POINT DE VUE : MANSYUR (après son combat contre Isallys, quelques minutes plus tôt.)
Le vent soufflait entre les feuilles mortes des arbres. Cette forêt paraissait bien sombre, une fois la nuit tombée. Ce n'était pas pour rien que les ténèbres étaient noires. Le noir crée la peur, la panique, la frustration. C'était parfait. Dans ces montagnes, près de cette forêt, je passais inaperçu. Mon corps entier se décomposait dans cette noirceur. Rien que deux petites lumières indiquaient une quelconque trace de vie en moi. Le chaos.
En face de moi, d'autres lumières me prouvaient qu'il y avait de la vie à l'intérieur de ce Manoir. C'était étrange. Pourquoi la lumière représentait forcément la vie ? Ne dit-on pas que l'on voit la lumière lors de la mort ? Je ne comprenais pas la logique des humains. J'en étais une, avant. Une humaine. Le chaos.
- À quoi penses-tu ?
Sa cape bordeaux suivait le mouvement du vent. Il s'avança vers moi, son habituel bâton à la pierre orangée à la main. Il ne s'en séparait jamais, de ce que j'avais vu. S'il n'avait pas cette protection, voilà bien longtemps que j'en aurais fini avec lui. Il me tenait prisonnière. Le chaos.
- Rien, ai-je répondu.
- C'est bien. Bien. Ton attaque est pour quand ?
- Cette nuit.
- Bien, bien. Le rituel reprendra. Notre ami va revenir. C'est si excitant !

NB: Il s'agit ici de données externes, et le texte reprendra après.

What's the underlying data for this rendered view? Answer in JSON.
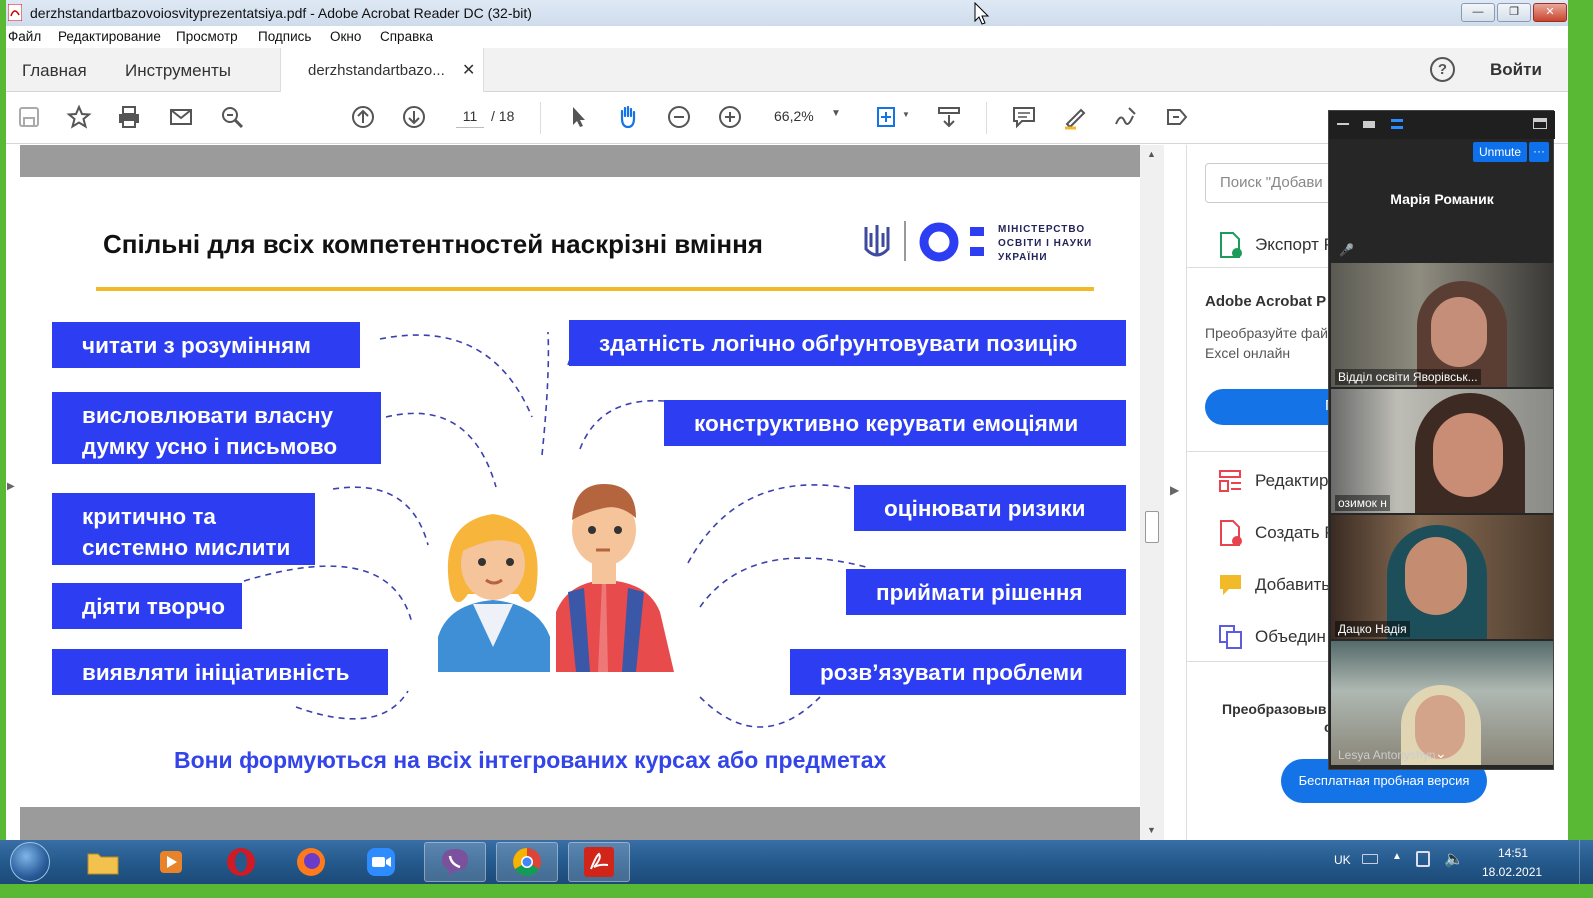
{
  "window": {
    "title": "derzhstandartbazovoiosvityprezentatsiya.pdf - Adobe Acrobat Reader DC (32-bit)"
  },
  "menu": [
    "Файл",
    "Редактирование",
    "Просмотр",
    "Подпись",
    "Окно",
    "Справка"
  ],
  "tabs": {
    "home": "Главная",
    "tools": "Инструменты",
    "document": "derzhstandartbazo...",
    "help": "?",
    "signin": "Войти"
  },
  "toolbar": {
    "page_current": "11",
    "page_total": "/ 18",
    "zoom": "66,2%"
  },
  "slide": {
    "title": "Спільні для всіх компетентностей наскрізні вміння",
    "logo": {
      "line1": "МІНІСТЕРСТВО",
      "line2": "ОСВІТИ І НАУКИ",
      "line3": "УКРАЇНИ"
    },
    "left_skills": [
      {
        "line1": "читати з розумінням",
        "line2": ""
      },
      {
        "line1": "висловлювати власну",
        "line2": "думку усно і письмово"
      },
      {
        "line1": "критично та",
        "line2": "системно мислити"
      },
      {
        "line1": "діяти творчо",
        "line2": ""
      },
      {
        "line1": "виявляти ініціативність",
        "line2": ""
      }
    ],
    "right_skills": [
      "здатність логічно обґрунтовувати позицію",
      "конструктивно керувати емоціями",
      "оцінювати ризики",
      "приймати рішення",
      "розв’язувати проблеми"
    ],
    "footer": "Вони формуються на всіх інтегрованих курсах або предметах"
  },
  "right_panel": {
    "search_placeholder": "Поиск \"Добави",
    "export": "Экспорт P",
    "promo_title": "Adobe Acrobat P",
    "promo_text1": "Преобразуйте фай",
    "promo_text2": "Excel онлайн",
    "promo_button": "П",
    "edit": "Редактир",
    "create": "Создать P",
    "add": "Добавить",
    "combine": "Объедин",
    "convert1": "Преобразовыв",
    "convert2": "с",
    "trial": "Бесплатная пробная версия"
  },
  "zoom_call": {
    "unmute": "Unmute",
    "more": "···",
    "speaker": "Марія  Романик",
    "participants": [
      "Відділ освіти Яворівськ...",
      "озимок н",
      "Дацко Надія",
      "Lesya Antonyshyn"
    ]
  },
  "taskbar": {
    "lang": "UK",
    "time": "14:51",
    "date": "18.02.2021"
  },
  "colors": {
    "slide_box": "#2d3ef2",
    "accent_line": "#f2b928",
    "acrobat_blue": "#1473e6",
    "zoom_blue": "#0e71eb",
    "desktop_green": "#5ab934"
  }
}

Il disparut en coup de vent. Je restais un moment à échafauder mon plan, examinant chaque hypothèse d'échec pour en trouver une solution. Tout était parfait. Ce soir, Maddie Grimm mourrait. Le chaos.
Je me postais devant le fameux Manoir. Son aura me brisait déjà. Quelle puissance défensive, c'était impressionnant. Mais j'allais passer. Tout était prévu. Tout, dans les moindres détails. Le chaos.
J'entendis des bruits de réveil. Isallys venait probablement de se lever, essayant de comprendre ce qu'il venait de se passer. Je m'étais beaucoup amusée avec elle. Mon plan débutait à partir de maintenant. Le chaos.